For financial institutions in particular, the technology could offer new tools for detecting fraud, analysing market behaviour and optimising portfolios. 

But the shift will not happen overnight. 

“One message to take away is that quantum is not going to suddenly solve all of your problems,” Reilly said. 

Instead, he said quantum systems will likely complement existing computing technologies as part of a broader and more diverse computing ecosystem. 

Why data centres may soon “go cold” 

One key change already emerging is how computing systems are physically designed. 
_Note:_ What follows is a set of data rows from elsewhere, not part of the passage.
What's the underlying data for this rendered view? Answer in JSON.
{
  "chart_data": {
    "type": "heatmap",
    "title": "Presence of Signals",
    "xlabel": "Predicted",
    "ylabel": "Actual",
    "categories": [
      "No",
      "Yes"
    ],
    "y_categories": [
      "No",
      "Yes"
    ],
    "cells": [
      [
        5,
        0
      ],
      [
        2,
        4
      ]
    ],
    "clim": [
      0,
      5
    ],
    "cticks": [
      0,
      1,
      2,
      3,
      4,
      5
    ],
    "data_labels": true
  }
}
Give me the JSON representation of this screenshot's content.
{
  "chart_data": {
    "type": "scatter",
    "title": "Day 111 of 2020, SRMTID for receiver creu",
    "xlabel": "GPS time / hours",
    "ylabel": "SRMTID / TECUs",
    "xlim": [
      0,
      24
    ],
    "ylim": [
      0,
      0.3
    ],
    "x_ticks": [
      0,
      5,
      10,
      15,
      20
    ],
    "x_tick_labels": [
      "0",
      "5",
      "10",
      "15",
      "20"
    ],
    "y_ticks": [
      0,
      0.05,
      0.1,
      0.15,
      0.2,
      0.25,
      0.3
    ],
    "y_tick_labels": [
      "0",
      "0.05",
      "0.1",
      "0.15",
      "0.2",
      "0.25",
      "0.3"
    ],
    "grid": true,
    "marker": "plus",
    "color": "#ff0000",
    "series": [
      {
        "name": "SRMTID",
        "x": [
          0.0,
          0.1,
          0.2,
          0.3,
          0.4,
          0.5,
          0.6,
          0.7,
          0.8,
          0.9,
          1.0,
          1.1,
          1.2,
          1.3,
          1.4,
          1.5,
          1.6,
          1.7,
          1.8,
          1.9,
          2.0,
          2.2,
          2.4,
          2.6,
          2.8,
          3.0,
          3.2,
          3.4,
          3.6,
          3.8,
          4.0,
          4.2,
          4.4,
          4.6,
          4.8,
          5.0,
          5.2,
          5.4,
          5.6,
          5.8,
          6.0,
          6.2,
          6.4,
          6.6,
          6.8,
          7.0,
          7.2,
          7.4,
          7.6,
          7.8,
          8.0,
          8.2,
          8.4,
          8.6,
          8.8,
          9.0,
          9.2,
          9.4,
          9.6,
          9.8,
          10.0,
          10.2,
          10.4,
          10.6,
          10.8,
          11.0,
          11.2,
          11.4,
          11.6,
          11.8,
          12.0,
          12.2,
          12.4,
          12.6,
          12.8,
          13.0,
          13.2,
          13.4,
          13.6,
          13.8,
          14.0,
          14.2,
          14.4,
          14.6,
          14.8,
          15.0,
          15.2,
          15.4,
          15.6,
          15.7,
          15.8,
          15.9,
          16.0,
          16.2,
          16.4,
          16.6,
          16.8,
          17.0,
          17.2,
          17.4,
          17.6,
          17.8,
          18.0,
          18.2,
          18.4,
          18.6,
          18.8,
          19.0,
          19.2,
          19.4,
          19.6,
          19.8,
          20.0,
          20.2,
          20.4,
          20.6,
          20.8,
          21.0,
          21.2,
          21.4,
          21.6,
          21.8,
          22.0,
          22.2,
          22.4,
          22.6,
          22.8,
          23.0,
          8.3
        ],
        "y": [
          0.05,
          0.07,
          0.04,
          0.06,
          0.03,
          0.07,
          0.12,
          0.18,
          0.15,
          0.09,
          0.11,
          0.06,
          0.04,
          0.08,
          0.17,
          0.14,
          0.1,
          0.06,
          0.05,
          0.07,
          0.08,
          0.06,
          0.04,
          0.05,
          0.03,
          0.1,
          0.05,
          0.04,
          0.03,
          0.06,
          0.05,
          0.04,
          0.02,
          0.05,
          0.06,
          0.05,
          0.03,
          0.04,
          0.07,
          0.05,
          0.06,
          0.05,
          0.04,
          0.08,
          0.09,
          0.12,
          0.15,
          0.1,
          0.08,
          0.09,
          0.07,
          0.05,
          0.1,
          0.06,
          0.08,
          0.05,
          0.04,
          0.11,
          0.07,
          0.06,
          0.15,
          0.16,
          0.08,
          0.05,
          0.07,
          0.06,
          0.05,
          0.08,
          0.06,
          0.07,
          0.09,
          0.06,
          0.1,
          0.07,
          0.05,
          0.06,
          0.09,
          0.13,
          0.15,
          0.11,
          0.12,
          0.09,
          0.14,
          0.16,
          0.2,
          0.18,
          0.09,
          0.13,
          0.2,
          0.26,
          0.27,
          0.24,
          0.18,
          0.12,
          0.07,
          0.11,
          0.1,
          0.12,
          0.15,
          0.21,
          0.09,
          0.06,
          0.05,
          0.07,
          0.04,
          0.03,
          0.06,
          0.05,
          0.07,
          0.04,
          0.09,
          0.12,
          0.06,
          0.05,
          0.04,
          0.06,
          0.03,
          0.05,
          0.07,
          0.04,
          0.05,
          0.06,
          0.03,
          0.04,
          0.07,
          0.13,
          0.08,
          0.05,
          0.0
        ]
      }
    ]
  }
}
Many next-generation technologies, including quantum processors, operate far more efficiently at extremely low temperatures. As a result, future data centres may rely heavily on cryogenic cooling systems to manage heat and energy consumption. 

Reilly believes that the shift will gradually reshape the computing industry. 

“Over the next five years, you’re going to see data centres go cold,” he said. 

“And as that happens, they almost drag with them new compute paradigms.” 

Emergence Quantum, the company he co-founded, is focused on developing technologies to support that transition, including cryogenic electronics and integrated hardware platforms designed for quantum computing and energy-efficient systems. 

A new technological era 

For investors and businesses, the technology remains in its early stages. But the scale of global interest is growing rapidly. 

Governments, research institutions and technology companies are investing heavily in quantum research, betting it could become a foundational technology for the next generation of computing. 

For Reilly, the moment feels similar to earlier technological turning points. 

In the 19th century, new discoveries in thermodynamics helped drive the development of steam engines and the Industrial Revolution. In the 20th century, advances in electromagnetism led to radio, television and eventually the internet. 

Quantum physics, he suggests, could represent the next chapter in that story. 

“Today we have, as a society, in our hands new physics that we’re just beginning to figure out what to do with,” Reilly said. 

“But I think it’s an exciting time to be alive and watch what happens over the coming decades.”